Spanking alters a child's brain in the same way more severe abuse does 1 year ago

Spanking alters a child's brain in the same way more severe abuse does

I could never put a hand on my children to hurt them.

– I simply cannot fathom how anyone could see it reasonable to hit, spank, shake or in any way hurt a child in order to punish them or make them realise they have done something wrong.

And if there are still people out there who are of the opinion that a little slap to the hand or backside does a child no harm – here is now scientific proof that it actually very much does.

Researchers at Harvard University have studied the connection between spanking and kids' brain development for the first time, and their findings echo what other studies have indicated for years: Spanking isn't good for children.

In fact, it can end up actually altering their brains in the same way that more severe abuse does.

"We know that children whose families use corporal punishment are more likely to develop anxiety, depression, behaviour problems, and other mental health problems, but many people don't think about spanking as a form of violence," explained Katie A. McLaughlin, director of the Stress & Development Lab in Harvard University's Department of Psychology.

McLaughlin, who was the senior researcher on the study which was published this month in the journal Child Development, explains further:

"In this study, we wanted to examine whether there was an impact of spanking at a neurobiological level, in terms of how the brain is developing."


The researchers used an MRI machine to measure kids' brain activity as they reacted to photos of actors displaying "fearful" and "neutral" faces.
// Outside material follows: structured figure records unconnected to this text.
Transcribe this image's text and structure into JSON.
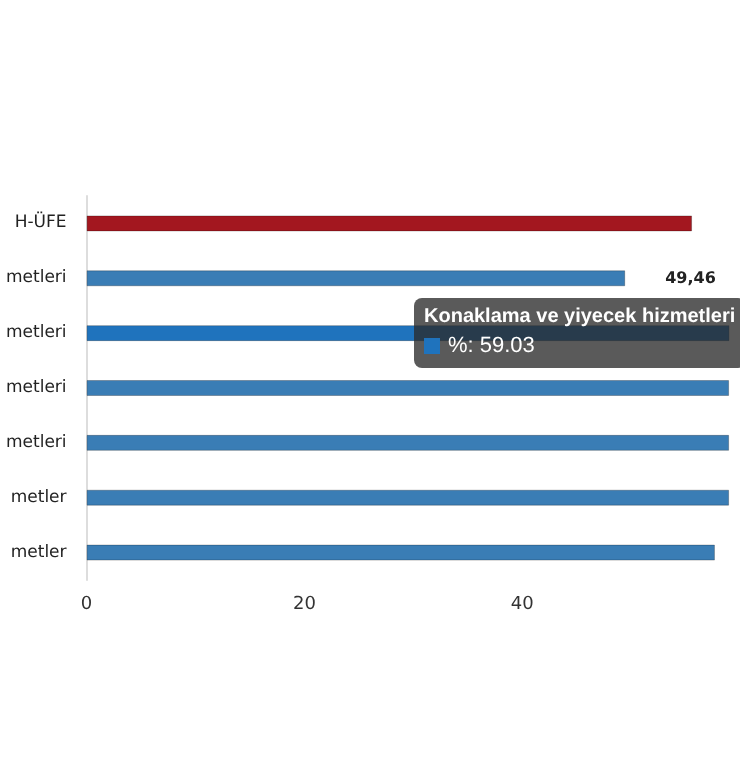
{
  "chart_data": {
    "type": "bar",
    "orientation": "horizontal",
    "categories": [
      "H-ÜFE",
      "metleri",
      "metleri",
      "metleri",
      "metleri",
      "metler",
      "metler"
    ],
    "values": [
      55.6,
      49.46,
      59.03,
      59,
      59,
      59,
      57.7
    ],
    "colors": [
      "#a3171f",
      "#3a7db5",
      "#1f73bd",
      "#3a7db5",
      "#3a7db5",
      "#3a7db5",
      "#3a7db5"
    ],
    "value_labels": [
      null,
      "49,46",
      null,
      null,
      null,
      null,
      null
    ],
    "xlim": [
      0,
      60
    ],
    "xticks": [
      0,
      20,
      40
    ],
    "grid": false,
    "annotations": [
      "Konaklama ve yiyecek hizmetleri",
      "%: 59.03"
    ]
  }
}
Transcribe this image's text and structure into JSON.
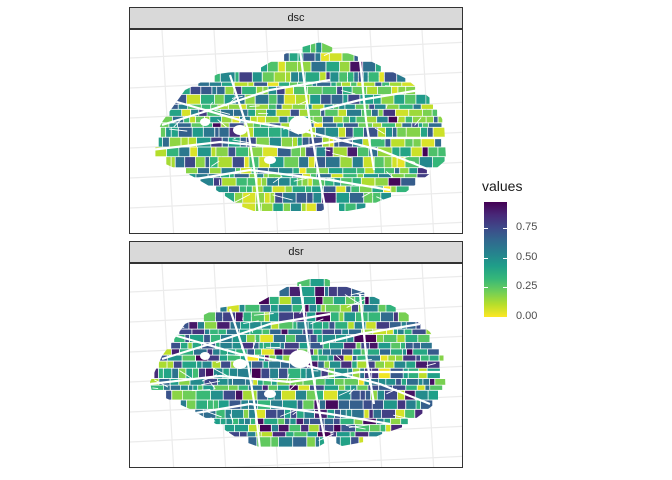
{
  "panels": [
    {
      "id": "dsc",
      "label": "dsc",
      "palette_bias": 0.15
    },
    {
      "id": "dsr",
      "label": "dsr",
      "palette_bias": 0.45
    }
  ],
  "legend": {
    "title": "values",
    "ticks": [
      {
        "value": 0.75,
        "label": "0.75"
      },
      {
        "value": 0.5,
        "label": "0.50"
      },
      {
        "value": 0.25,
        "label": "0.25"
      },
      {
        "value": 0.0,
        "label": "0.00"
      }
    ],
    "range": [
      0,
      0.97
    ],
    "colors": [
      "#fde725",
      "#b5de2b",
      "#6ece58",
      "#35b779",
      "#1f9e89",
      "#26828e",
      "#31688e",
      "#3e4989",
      "#482878",
      "#440154"
    ]
  }
}
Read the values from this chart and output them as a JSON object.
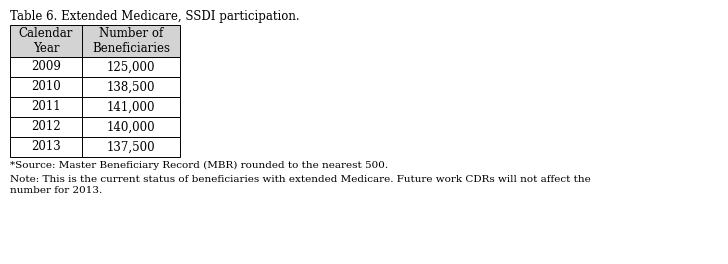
{
  "title": "Table 6. Extended Medicare, SSDI participation.",
  "col1_header": "Calendar\nYear",
  "col2_header": "Number of\nBeneficiaries",
  "rows": [
    [
      "2009",
      "125,000"
    ],
    [
      "2010",
      "138,500"
    ],
    [
      "2011",
      "141,000"
    ],
    [
      "2012",
      "140,000"
    ],
    [
      "2013",
      "137,500"
    ]
  ],
  "footnote1": "*Source: Master Beneficiary Record (MBR) rounded to the nearest 500.",
  "footnote2": "Note: This is the current status of beneficiaries with extended Medicare. Future work CDRs will not affect the\nnumber for 2013.",
  "bg_color": "#ffffff",
  "table_border_color": "#000000",
  "header_bg": "#d3d3d3",
  "cell_bg": "#ffffff",
  "font_size_title": 8.5,
  "font_size_table": 8.5,
  "font_size_footnote": 7.5,
  "fig_width": 7.28,
  "fig_height": 2.64,
  "font_family": "serif"
}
And what the researchers found, was that kids who had been spanked had similar brain neural responses to fearful faces as kids who had been abused.

"There were no regions of the brain where activation to fearful relative to neutral faces differed between children who were abused and children who were spanked," the authors wrote in a statement.
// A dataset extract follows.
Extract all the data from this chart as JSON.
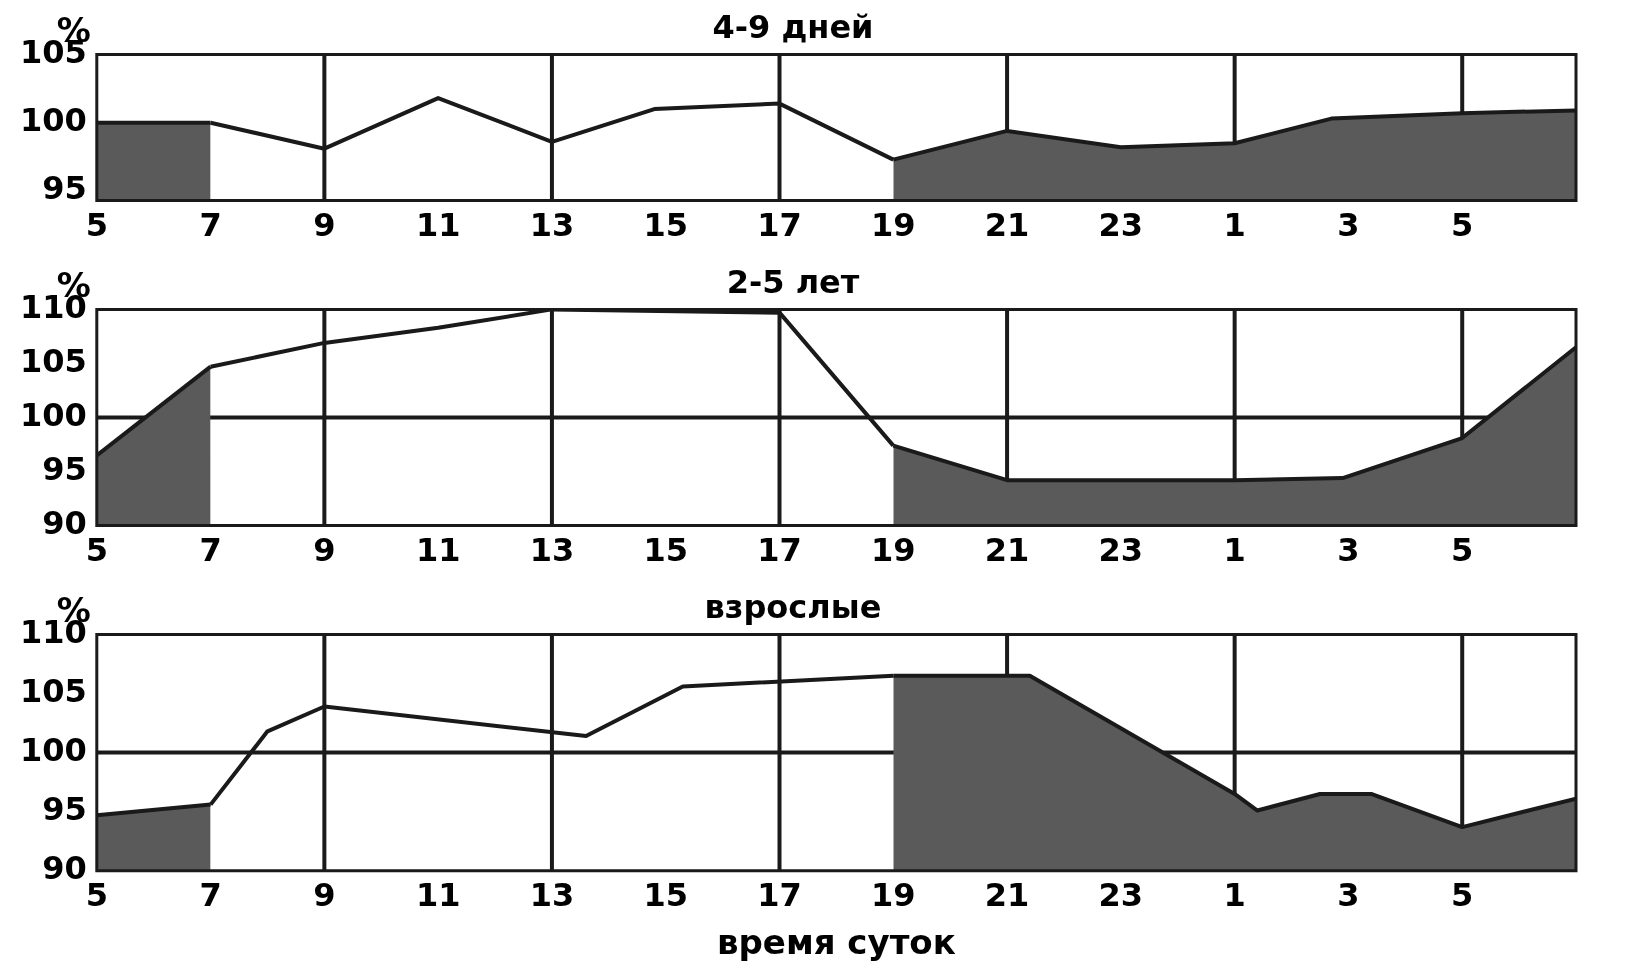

"While we might not conceptualize corporal punishment to be a form of violence, in terms of how a child's brain responds, it's not all that different than abuse," McLaughlin explained.

"It's more a difference of degree than of type."

It seems to make sense when you consider that hitting a child on the bottom isn't fundamentally different from hitting them anywhere else on their body. Open or closed hand, a strike is a strike, and a strike is, by definition, violence.

Here is the thing – yes, of course, children need boundaries. And rules. And consequences when these are broken. But, like in most other areas of life, I firmly believe that fear and violence are not the answer.

People often mistake positive parenting for pushover parenting, but the two are very different.